Menurut Made Aryandi Singa Gothama, Anak Agung Istri Ari Atu Dewi (2019), menjelaskan bahwa dalam prespektif Hak Asasi Manusia, mengakses media sosial merupakan bagian dari hak atas kebebasan informasi dan hak tersebut dapat dibatasi karena hak atas kebebasan merupakan deregable right yang pemenuhannya dapat dibatasi, akan tetapi pembatasan tersebut harus dilakukan dengan tujuan yang sah dan dianggap sebagai hal yang benar-benar perlu dilakukan.

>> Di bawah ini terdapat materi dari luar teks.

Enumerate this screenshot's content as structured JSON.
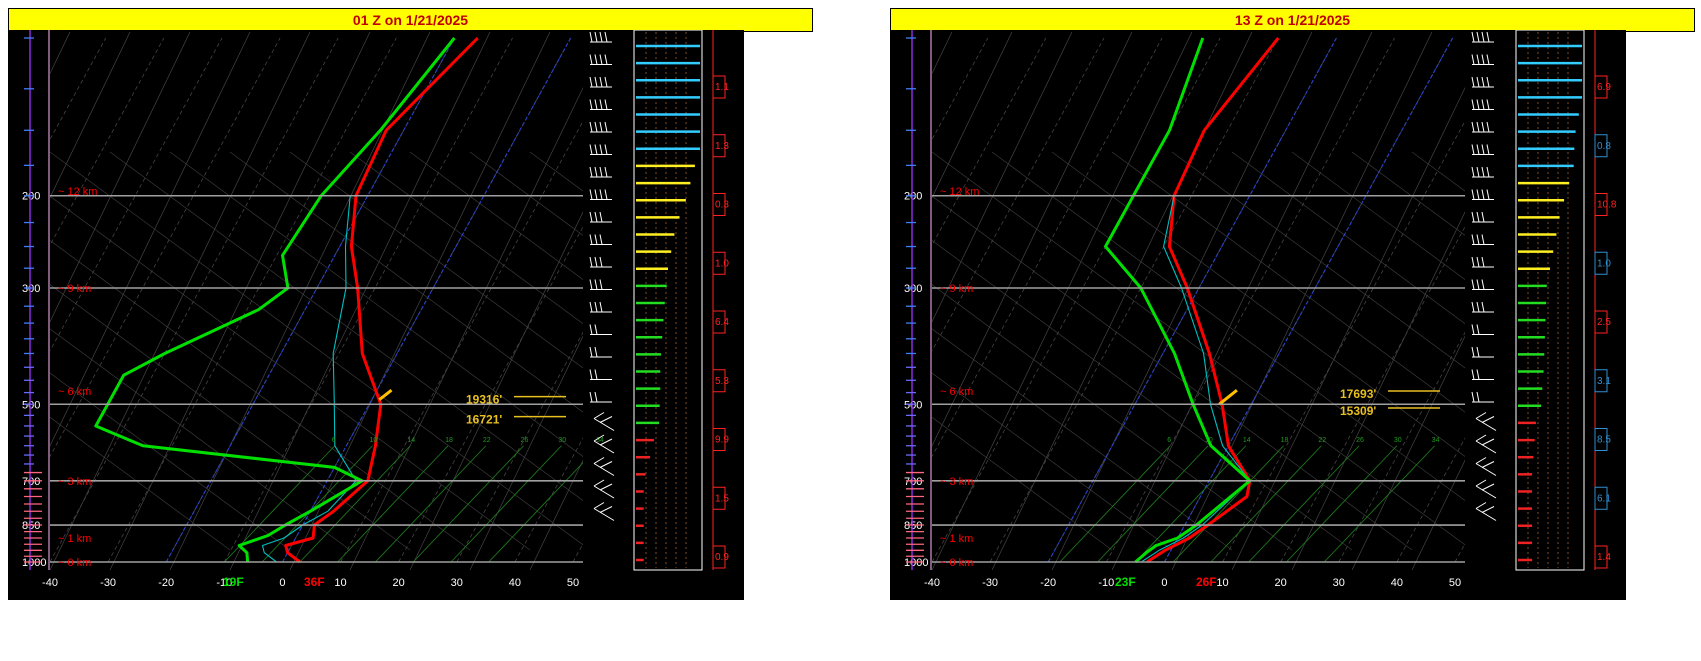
{
  "colors": {
    "temperature": "#ff0000",
    "dewpoint": "#00e000",
    "wetbulb": "#00c0c0",
    "icing": "#ffc000",
    "isobar": "#a0a0a0",
    "km_label": "#ff0000",
    "title_bg": "#ffff00",
    "title_text": "#c00000"
  },
  "chart_data": [
    {
      "type": "line",
      "title": "01 Z on 1/21/2025",
      "x_ticks": [
        "-40",
        "-30",
        "-20",
        "-10",
        "0",
        "10",
        "20",
        "30",
        "40",
        "50"
      ],
      "xlim": [
        -40,
        50
      ],
      "pressure_ticks": [
        "200",
        "300",
        "500",
        "700",
        "850",
        "1000"
      ],
      "km_labels": [
        "12 km",
        "9 km",
        "6 km",
        "3 km",
        "1 km",
        "0 km"
      ],
      "mixing_ratio_labels": [
        "6",
        "10",
        "14",
        "18",
        "22",
        "26",
        "30",
        "34"
      ],
      "surface_dewpoint_label": "19F",
      "surface_temp_label": "36F",
      "height_annotations": [
        "19316'",
        "16721'"
      ],
      "right_scale_values": [
        "1.1",
        "1.3",
        "0.3",
        "1.0",
        "6.4",
        "5.3",
        "9.9",
        "1.5",
        "0.9"
      ],
      "series": [
        {
          "role": "temperature",
          "points": [
            [
              1000,
              3
            ],
            [
              960,
              0
            ],
            [
              930,
              -1
            ],
            [
              900,
              3
            ],
            [
              850,
              2
            ],
            [
              800,
              4
            ],
            [
              700,
              7
            ],
            [
              600,
              5
            ],
            [
              500,
              2
            ],
            [
              400,
              -6
            ],
            [
              300,
              -13
            ],
            [
              250,
              -18
            ],
            [
              200,
              -22
            ],
            [
              150,
              -23
            ],
            [
              100,
              -16
            ]
          ]
        },
        {
          "role": "wetbulb",
          "points": [
            [
              1000,
              -1
            ],
            [
              960,
              -4
            ],
            [
              930,
              -5
            ],
            [
              900,
              -2
            ],
            [
              850,
              0
            ],
            [
              800,
              3
            ],
            [
              700,
              5
            ],
            [
              600,
              -2
            ],
            [
              500,
              -6
            ],
            [
              400,
              -11
            ],
            [
              300,
              -15
            ],
            [
              250,
              -19
            ],
            [
              200,
              -23
            ]
          ]
        },
        {
          "role": "dewpoint",
          "points": [
            [
              1000,
              -6
            ],
            [
              960,
              -7
            ],
            [
              930,
              -9
            ],
            [
              890,
              -5
            ],
            [
              850,
              -3
            ],
            [
              800,
              0
            ],
            [
              700,
              6
            ],
            [
              660,
              0
            ],
            [
              600,
              -35
            ],
            [
              550,
              -45
            ],
            [
              500,
              -45
            ],
            [
              440,
              -45
            ],
            [
              400,
              -40
            ],
            [
              330,
              -28
            ],
            [
              300,
              -25
            ],
            [
              260,
              -29
            ],
            [
              200,
              -28
            ],
            [
              150,
              -24
            ],
            [
              100,
              -20
            ]
          ]
        },
        {
          "role": "icing",
          "points": [
            [
              490,
              1.3
            ],
            [
              470,
              2.5
            ]
          ]
        }
      ],
      "wind_levels": 22,
      "bar_levels": [
        {
          "pct": 1.0,
          "color": "cyan"
        },
        {
          "pct": 1.0,
          "color": "cyan"
        },
        {
          "pct": 1.0,
          "color": "cyan"
        },
        {
          "pct": 1.0,
          "color": "cyan"
        },
        {
          "pct": 1.0,
          "color": "cyan"
        },
        {
          "pct": 1.0,
          "color": "cyan"
        },
        {
          "pct": 1.0,
          "color": "cyan"
        },
        {
          "pct": 0.92,
          "color": "yellow"
        },
        {
          "pct": 0.85,
          "color": "yellow"
        },
        {
          "pct": 0.78,
          "color": "yellow"
        },
        {
          "pct": 0.68,
          "color": "yellow"
        },
        {
          "pct": 0.6,
          "color": "yellow"
        },
        {
          "pct": 0.55,
          "color": "yellow"
        },
        {
          "pct": 0.5,
          "color": "yellow"
        },
        {
          "pct": 0.48,
          "color": "green"
        },
        {
          "pct": 0.45,
          "color": "green"
        },
        {
          "pct": 0.43,
          "color": "green"
        },
        {
          "pct": 0.41,
          "color": "green"
        },
        {
          "pct": 0.39,
          "color": "green"
        },
        {
          "pct": 0.38,
          "color": "green"
        },
        {
          "pct": 0.38,
          "color": "green"
        },
        {
          "pct": 0.37,
          "color": "green"
        },
        {
          "pct": 0.36,
          "color": "green"
        },
        {
          "pct": 0.28,
          "color": "red"
        },
        {
          "pct": 0.22,
          "color": "red"
        },
        {
          "pct": 0.15,
          "color": "red"
        },
        {
          "pct": 0.12,
          "color": "red"
        },
        {
          "pct": 0.12,
          "color": "red"
        },
        {
          "pct": 0.12,
          "color": "red"
        },
        {
          "pct": 0.12,
          "color": "red"
        },
        {
          "pct": 0.12,
          "color": "red"
        }
      ]
    },
    {
      "type": "line",
      "title": "13 Z on 1/21/2025",
      "x_ticks": [
        "-40",
        "-30",
        "-20",
        "-10",
        "0",
        "10",
        "20",
        "30",
        "40",
        "50"
      ],
      "xlim": [
        -40,
        50
      ],
      "pressure_ticks": [
        "200",
        "300",
        "500",
        "700",
        "850",
        "1000"
      ],
      "km_labels": [
        "12 km",
        "9 km",
        "6 km",
        "3 km",
        "1 km",
        "0 km"
      ],
      "mixing_ratio_labels": [
        "6",
        "10",
        "14",
        "18",
        "22",
        "26",
        "30",
        "34"
      ],
      "surface_dewpoint_label": "23F",
      "surface_temp_label": "26F",
      "height_annotations": [
        "17693'",
        "15309'"
      ],
      "right_scale_values": [
        "6.9",
        "0.8",
        "10.8",
        "1.0",
        "2.5",
        "3.1",
        "8.5",
        "6.1",
        "1.4"
      ],
      "series": [
        {
          "role": "temperature",
          "points": [
            [
              1000,
              -3
            ],
            [
              950,
              -1
            ],
            [
              900,
              2
            ],
            [
              850,
              4
            ],
            [
              750,
              8
            ],
            [
              700,
              7
            ],
            [
              600,
              0
            ],
            [
              500,
              -5
            ],
            [
              400,
              -12
            ],
            [
              300,
              -22
            ],
            [
              250,
              -29
            ],
            [
              200,
              -33
            ],
            [
              150,
              -34
            ],
            [
              100,
              -30
            ]
          ]
        },
        {
          "role": "wetbulb",
          "points": [
            [
              1000,
              -4
            ],
            [
              950,
              -2
            ],
            [
              900,
              1
            ],
            [
              850,
              3
            ],
            [
              700,
              7
            ],
            [
              600,
              -1
            ],
            [
              500,
              -7
            ],
            [
              400,
              -13
            ],
            [
              300,
              -23
            ],
            [
              250,
              -30
            ],
            [
              200,
              -33
            ]
          ]
        },
        {
          "role": "dewpoint",
          "points": [
            [
              1000,
              -5
            ],
            [
              960,
              -4
            ],
            [
              930,
              -3
            ],
            [
              900,
              0
            ],
            [
              850,
              2
            ],
            [
              700,
              7
            ],
            [
              600,
              -3
            ],
            [
              500,
              -10
            ],
            [
              400,
              -18
            ],
            [
              300,
              -30
            ],
            [
              250,
              -40
            ],
            [
              200,
              -40
            ],
            [
              150,
              -40
            ],
            [
              100,
              -43
            ]
          ]
        },
        {
          "role": "icing",
          "points": [
            [
              500,
              -5.5
            ],
            [
              470,
              -3.8
            ]
          ]
        }
      ],
      "wind_levels": 22,
      "bar_levels": [
        {
          "pct": 1.0,
          "color": "cyan"
        },
        {
          "pct": 1.0,
          "color": "cyan"
        },
        {
          "pct": 1.0,
          "color": "cyan"
        },
        {
          "pct": 1.0,
          "color": "cyan"
        },
        {
          "pct": 0.95,
          "color": "cyan"
        },
        {
          "pct": 0.9,
          "color": "cyan"
        },
        {
          "pct": 0.88,
          "color": "cyan"
        },
        {
          "pct": 0.87,
          "color": "cyan"
        },
        {
          "pct": 0.8,
          "color": "yellow"
        },
        {
          "pct": 0.72,
          "color": "yellow"
        },
        {
          "pct": 0.65,
          "color": "yellow"
        },
        {
          "pct": 0.6,
          "color": "yellow"
        },
        {
          "pct": 0.55,
          "color": "yellow"
        },
        {
          "pct": 0.5,
          "color": "yellow"
        },
        {
          "pct": 0.45,
          "color": "green"
        },
        {
          "pct": 0.44,
          "color": "green"
        },
        {
          "pct": 0.43,
          "color": "green"
        },
        {
          "pct": 0.42,
          "color": "green"
        },
        {
          "pct": 0.41,
          "color": "green"
        },
        {
          "pct": 0.4,
          "color": "green"
        },
        {
          "pct": 0.38,
          "color": "green"
        },
        {
          "pct": 0.36,
          "color": "green"
        },
        {
          "pct": 0.28,
          "color": "red"
        },
        {
          "pct": 0.26,
          "color": "red"
        },
        {
          "pct": 0.24,
          "color": "red"
        },
        {
          "pct": 0.22,
          "color": "red"
        },
        {
          "pct": 0.22,
          "color": "red"
        },
        {
          "pct": 0.22,
          "color": "red"
        },
        {
          "pct": 0.22,
          "color": "red"
        },
        {
          "pct": 0.22,
          "color": "red"
        },
        {
          "pct": 0.22,
          "color": "red"
        }
      ]
    }
  ]
}
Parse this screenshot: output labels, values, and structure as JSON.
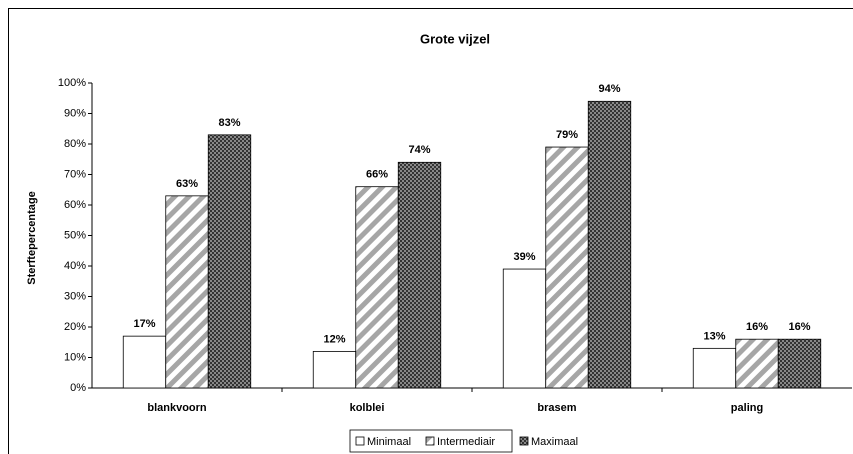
{
  "chart_data": {
    "type": "bar",
    "title": "Grote vijzel",
    "y_label": "Sterftepercentage",
    "categories": [
      "blankvoorn",
      "kolblei",
      "brasem",
      "paling"
    ],
    "series": [
      {
        "name": "Minimaal",
        "color": "#ffffff",
        "pattern": "none",
        "values": [
          17,
          12,
          39,
          13
        ],
        "value_labels": [
          "17%",
          "12%",
          "39%",
          "13%"
        ]
      },
      {
        "name": "Intermediair",
        "color": "#a6a6a6",
        "pattern": "diagonal",
        "values": [
          63,
          66,
          79,
          16
        ],
        "value_labels": [
          "63%",
          "66%",
          "79%",
          "16%"
        ]
      },
      {
        "name": "Maximaal",
        "color": "#555555",
        "pattern": "dots",
        "values": [
          83,
          74,
          94,
          16
        ],
        "value_labels": [
          "83%",
          "74%",
          "94%",
          "16%"
        ]
      }
    ],
    "ylim": [
      0,
      100
    ],
    "yticks": [
      {
        "value": 0,
        "label": "0%"
      },
      {
        "value": 10,
        "label": "10%"
      },
      {
        "value": 20,
        "label": "20%"
      },
      {
        "value": 30,
        "label": "30%"
      },
      {
        "value": 40,
        "label": "40%"
      },
      {
        "value": 50,
        "label": "50%"
      },
      {
        "value": 60,
        "label": "60%"
      },
      {
        "value": 70,
        "label": "70%"
      },
      {
        "value": 80,
        "label": "80%"
      },
      {
        "value": 90,
        "label": "90%"
      },
      {
        "value": 100,
        "label": "100%"
      }
    ],
    "grid": false,
    "legend": "bottom"
  }
}
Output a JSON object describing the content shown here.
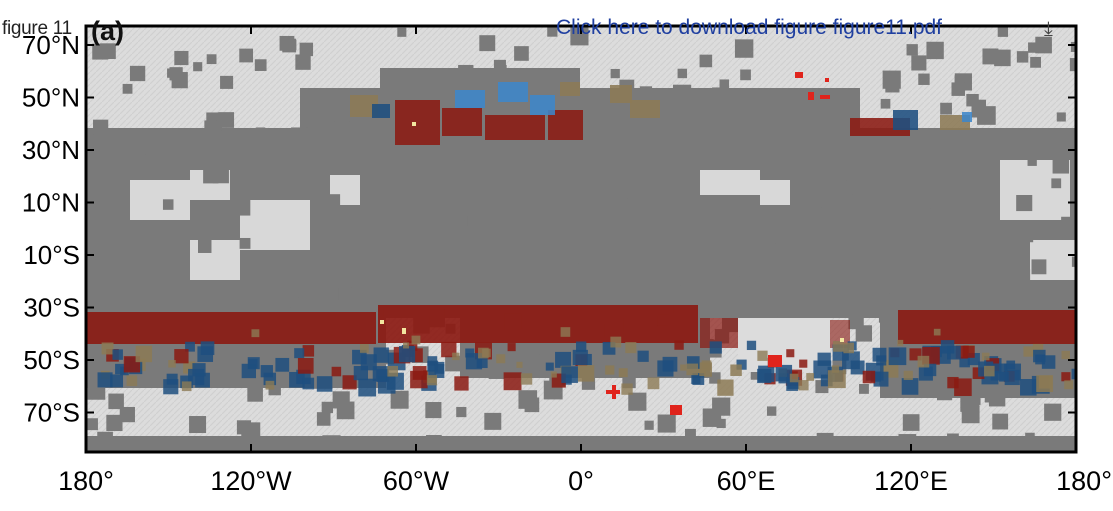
{
  "header": {
    "figure_label": "figure 11",
    "download_link": "Click here to download figure figure11.pdf",
    "download_icon": "download-icon"
  },
  "map": {
    "panel_label": "(a)",
    "projection": "equirectangular",
    "longitude_ticks": [
      "180°",
      "120°W",
      "60°W",
      "0°",
      "60°E",
      "120°E",
      "180°"
    ],
    "latitude_ticks": [
      "70°N",
      "50°N",
      "30°N",
      "10°N",
      "10°S",
      "30°S",
      "50°S",
      "70°S"
    ],
    "colors": {
      "background_terrain": "#dcdcdc",
      "no_data_gray": "#7a7a7a",
      "red": "#8b1a12",
      "blue": "#1e4f7f",
      "light_blue": "#3d86c9",
      "bright_red": "#e0241c",
      "tan": "#8c7a55",
      "yellow": "#f2e6a0"
    }
  }
}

Pemerintah diberikan kewenangan untuk mencegah dan memblokir situs yang memuat informasi-informasi tertentu misalnya seperti konten negatif atau konten yang melanggar aturan.[4] Kemudian menurut Ahmad Porwo Edi Atmaja (2021), menjelaskan bahwa perkembangan internet di Indonesia termasuk cukup maju, karena itu hak atas kebebasan mengakses internet di Indonesia mengandung dua macam HAM, yakni hak atas kebebasan berekspresi dan hak atas informasi.[5]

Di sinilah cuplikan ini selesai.